How is This Processed by the Players?
How do the players identify this goal? How can they know if they have achieved it? This is a huge issue with any sort of subjective award.
Any time the reward mechanic is subjective player confusion results.
Can you tell me as a player, specifically before the game what I must do to earn my role-playing experience award? If not, then how is that activity supposed to motivate my actions?
Examples abound: The 'peaceful' cleric who "goes to pray at the temple" in an off-hand statement in town, and yet gleefully murders wounded creatures for the experience points. The fighter fleeing combat or fighting at range. The assassin engaging in melee. The player who only talks in character. The player who won't talk in character.
There is no objective right or wrong answer to the above statements. Depending on the situation any, all, or none of the above could be considered "good" or "bad" role-playing, creating two major problems.
- The players don't know what they have to do to earn experience points, besides sussing out whatever subjective standard the Dungeon Master has set in his head.
- The Dungeon Master has no objective standard to insure he is being fair. It fundamentally depends on his personal, subjective, judgement.

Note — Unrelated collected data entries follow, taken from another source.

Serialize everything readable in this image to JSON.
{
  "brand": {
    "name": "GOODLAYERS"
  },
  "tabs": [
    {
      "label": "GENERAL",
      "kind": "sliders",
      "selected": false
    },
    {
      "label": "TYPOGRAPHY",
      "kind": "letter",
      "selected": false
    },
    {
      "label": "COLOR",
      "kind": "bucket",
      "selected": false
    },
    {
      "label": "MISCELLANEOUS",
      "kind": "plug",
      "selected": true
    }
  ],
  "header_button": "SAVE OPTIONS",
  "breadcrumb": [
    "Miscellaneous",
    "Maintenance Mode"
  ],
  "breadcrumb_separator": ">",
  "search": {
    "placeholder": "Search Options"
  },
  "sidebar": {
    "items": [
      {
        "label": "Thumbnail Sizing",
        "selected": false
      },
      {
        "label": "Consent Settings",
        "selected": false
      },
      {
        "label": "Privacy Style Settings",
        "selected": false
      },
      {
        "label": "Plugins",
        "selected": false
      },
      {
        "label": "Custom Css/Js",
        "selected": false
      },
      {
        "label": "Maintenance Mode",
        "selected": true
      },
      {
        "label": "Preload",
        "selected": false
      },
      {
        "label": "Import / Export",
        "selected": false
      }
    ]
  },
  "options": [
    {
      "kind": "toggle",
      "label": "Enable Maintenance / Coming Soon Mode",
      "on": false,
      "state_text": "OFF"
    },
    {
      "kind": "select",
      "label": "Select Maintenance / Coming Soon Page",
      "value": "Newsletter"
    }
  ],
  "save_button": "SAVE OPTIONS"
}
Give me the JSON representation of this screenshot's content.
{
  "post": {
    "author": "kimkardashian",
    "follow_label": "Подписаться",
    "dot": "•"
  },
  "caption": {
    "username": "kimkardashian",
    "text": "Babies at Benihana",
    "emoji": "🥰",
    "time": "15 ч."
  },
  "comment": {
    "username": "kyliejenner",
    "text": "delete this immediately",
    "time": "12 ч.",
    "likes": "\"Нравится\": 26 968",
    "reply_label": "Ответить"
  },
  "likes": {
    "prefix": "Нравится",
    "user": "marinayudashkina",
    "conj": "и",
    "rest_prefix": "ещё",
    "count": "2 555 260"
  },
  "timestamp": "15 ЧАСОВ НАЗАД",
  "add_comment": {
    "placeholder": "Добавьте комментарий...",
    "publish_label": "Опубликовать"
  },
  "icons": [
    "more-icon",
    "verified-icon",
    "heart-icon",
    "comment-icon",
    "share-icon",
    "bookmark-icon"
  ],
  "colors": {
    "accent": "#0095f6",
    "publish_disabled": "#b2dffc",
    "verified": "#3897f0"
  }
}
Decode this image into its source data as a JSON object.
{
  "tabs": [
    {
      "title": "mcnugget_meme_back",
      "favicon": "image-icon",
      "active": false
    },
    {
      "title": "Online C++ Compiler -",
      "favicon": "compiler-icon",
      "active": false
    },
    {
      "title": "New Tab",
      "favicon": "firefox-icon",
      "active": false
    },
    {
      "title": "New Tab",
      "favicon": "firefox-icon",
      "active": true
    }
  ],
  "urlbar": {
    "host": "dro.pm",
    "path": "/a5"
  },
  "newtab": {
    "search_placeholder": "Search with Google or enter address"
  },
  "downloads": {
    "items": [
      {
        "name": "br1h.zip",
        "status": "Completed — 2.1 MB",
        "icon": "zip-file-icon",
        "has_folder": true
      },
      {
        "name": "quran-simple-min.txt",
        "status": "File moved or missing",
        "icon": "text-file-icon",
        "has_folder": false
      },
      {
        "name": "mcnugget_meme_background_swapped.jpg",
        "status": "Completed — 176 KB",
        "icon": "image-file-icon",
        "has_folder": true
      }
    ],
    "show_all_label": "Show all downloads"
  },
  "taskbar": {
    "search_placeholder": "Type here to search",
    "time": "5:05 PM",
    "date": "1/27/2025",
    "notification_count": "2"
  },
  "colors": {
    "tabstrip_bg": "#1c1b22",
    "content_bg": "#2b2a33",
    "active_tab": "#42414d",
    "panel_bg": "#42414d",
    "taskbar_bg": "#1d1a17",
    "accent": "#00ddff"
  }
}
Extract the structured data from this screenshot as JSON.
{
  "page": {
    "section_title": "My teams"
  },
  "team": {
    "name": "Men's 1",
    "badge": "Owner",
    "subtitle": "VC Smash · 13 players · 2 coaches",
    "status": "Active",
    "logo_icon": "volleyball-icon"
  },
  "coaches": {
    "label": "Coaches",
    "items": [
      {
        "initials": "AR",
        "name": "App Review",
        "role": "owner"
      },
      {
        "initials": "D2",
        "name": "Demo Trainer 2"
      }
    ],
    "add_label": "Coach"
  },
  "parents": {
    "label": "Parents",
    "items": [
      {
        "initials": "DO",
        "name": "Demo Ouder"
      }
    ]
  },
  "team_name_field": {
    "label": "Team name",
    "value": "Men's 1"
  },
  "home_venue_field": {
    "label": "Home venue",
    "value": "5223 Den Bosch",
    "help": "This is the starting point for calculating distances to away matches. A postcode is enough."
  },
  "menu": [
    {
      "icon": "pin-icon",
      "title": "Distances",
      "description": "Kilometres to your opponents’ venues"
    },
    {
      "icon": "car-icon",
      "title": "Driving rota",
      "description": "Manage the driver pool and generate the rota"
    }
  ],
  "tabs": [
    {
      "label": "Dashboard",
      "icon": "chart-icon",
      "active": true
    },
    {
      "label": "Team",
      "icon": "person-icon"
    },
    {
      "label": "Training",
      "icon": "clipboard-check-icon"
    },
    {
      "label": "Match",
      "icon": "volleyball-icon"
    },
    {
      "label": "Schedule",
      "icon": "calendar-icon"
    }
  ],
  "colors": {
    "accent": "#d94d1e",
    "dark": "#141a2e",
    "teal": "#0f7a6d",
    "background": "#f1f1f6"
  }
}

The behavior this leads to in play gathered from my 20 years experience of gaming, is either
- Players explicitly checking out of character with their Dungeon Master about what actions will gain them experience
- Players attempting to be loud, dramatic, attention seeking characters, 'cause that's 'role-playing'
- Players complaining when given experience that they were playing their anti-social, lone wolf, character correctly.
Outside options
Of course you can sidestep the whole issue by just having everyone level every few sessions, but then you give up the ability to drive player choices.
This also allows you to drive genera conventions by rewarding the behaviors.
You see, that's the idea of experience. It's clear you can just become more powerful at intervals, but experience can drive behavior which is its strength. When I see someone complain about experience for gold, what they are actually complaining about is a mechanism that causes players to be creative.*
Many of these people are focused on the "story", or their very myopic definition of such**, I could relate the story of every single experience for wealth game I've ever played in! If you want your 'story' to be something else, then change your reward structure to something objective! Look at Marvel Super Heroes, or Old School Hack for examples!
*Because if award experience for gold, you try to get gold without exposing yourself to the risk of fighting monsters. How do you get past a monster? Creative play.
** This is, of course, different then "I want a game about interpersonal drama, relationships between people, or focused on character growth and change." My personal experience is that when someone derides experience for treasure because 'they want a story' what they are actually saying is "I want to be in a situation where I can justifiably tell someone else how to act." It is ipso facto true that when you play a game, a story of what happens results, so their statement is literally nonsense and just a cover for their attempt to control future experiences from being as negative as their past experiences.
Perhaps they should get more experience!